Despite being mainly in charge of the backend, I was also concerned with the user experience when a user uses our app. With reference to ExchangeHunt, an Assignment 1 project from CS3216 last year, I sketched out multiple changes to the design. Most importantly, I felt that we should have an index page for an exchange group, which is visible to users even when they are not signed in. This would allow us to provide Share buttons for users to invite or publicise the existence of the group on their Facebook timeline, which so happens to be one of the Assignment milestones as well. I thought that users’ friends who visit the page should be able to view who is currently in the group, which will somewhat act like peer pressure to incline other people to hop onto the app as well.

Bypassing server limits

Halfway through making use of the data which we had proudly dug out from TopUniversities (see last week’s post), we found out that the university logos we had “scraped” from their data could not be hotlinked. Furthermore, most of the logos were 48x48 pixels, while the main site often had logos which were 200x200. Seeing that there were these two problems, I subsequently thought of a way to retrieve the images in their highest resolution possible, by looping through a series of URL formats to attempt to find the highest resolution one. One example of a higher-resolution URL would be to simply change the _small portion of the URL to _medium or _large, but not all logos had medium or large formats available and was not standardized, and so I couldn’t simply do a search and replace or batch download.

I didn’t expect myself to actually write an image fetcher just for this task, considering that there were more important things to settle, but it sounded like a fun problem that would give me immense satisfaction if I solved it, and so I stayed up till 5am and actually wrote a simple fetcher in 3 hours (found here). What it does is simply to loop through all university data, if a logo URL exists, fetch the highest resolution image using wget, and save it to a local folder.

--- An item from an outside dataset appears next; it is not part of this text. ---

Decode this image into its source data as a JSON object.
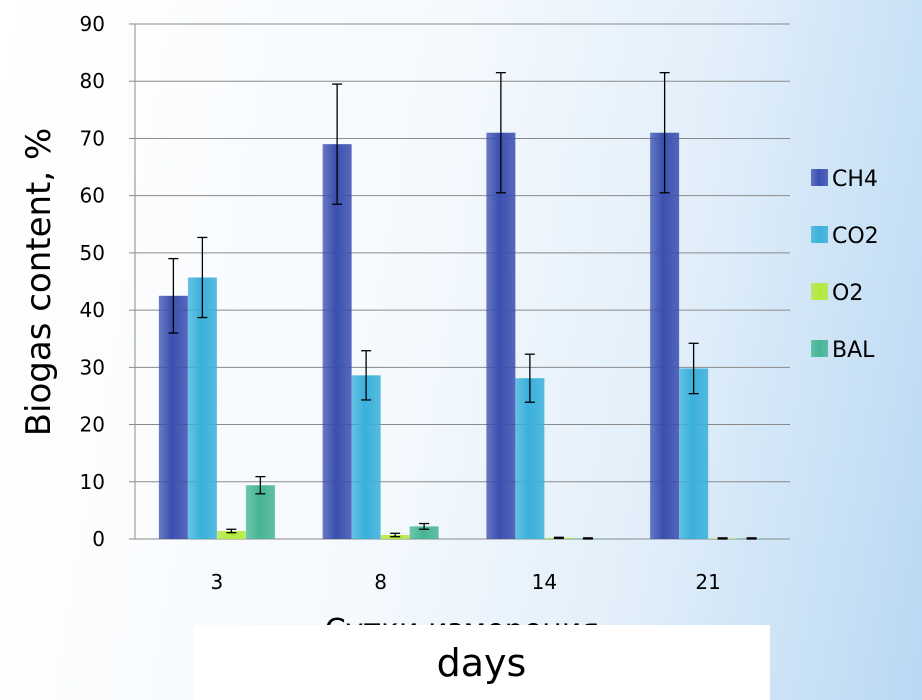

One of the big problems I faced was that I had to spoof HTTP headers to pretend that the request is being made from a browser, in order to prevent the no-hotlinking error from being returned. I also constantly found that images would always run into timeout errors while downloading halfway, despite continually trying again and again. I figured that the server might be imposing limits on how often requests can be made in a specified period of time, and so I hacked together some simple logic to split the downloads into batches of 50, and download a maximum of 50 images a minute. A lot of debugging and testing later, I felt so good when 200+ (relatively) high-res university logos were automatically downloaded to my computer.

I felt so good and somewhat felt like a “hacker” for crawling for these images which I don’t think I was supposed to have obtained. I’m pretty sure there isn’t a proper repository of university logos readily available, and so what I did may easily be useful for other developers around the world as well, which was why I decided to push it to a separate repository on GitHub. However, I also wondered if this may be a breach of Terms of Use of their website, but at that point in time, I didn’t care as much and just wanted to solve this problem at hand. I think the lesson learnt here would be to step out of your comfort zone, and not to stop just because there are no APIs or data sources available, and therefore right now we have 200+ pretty university logos for our app!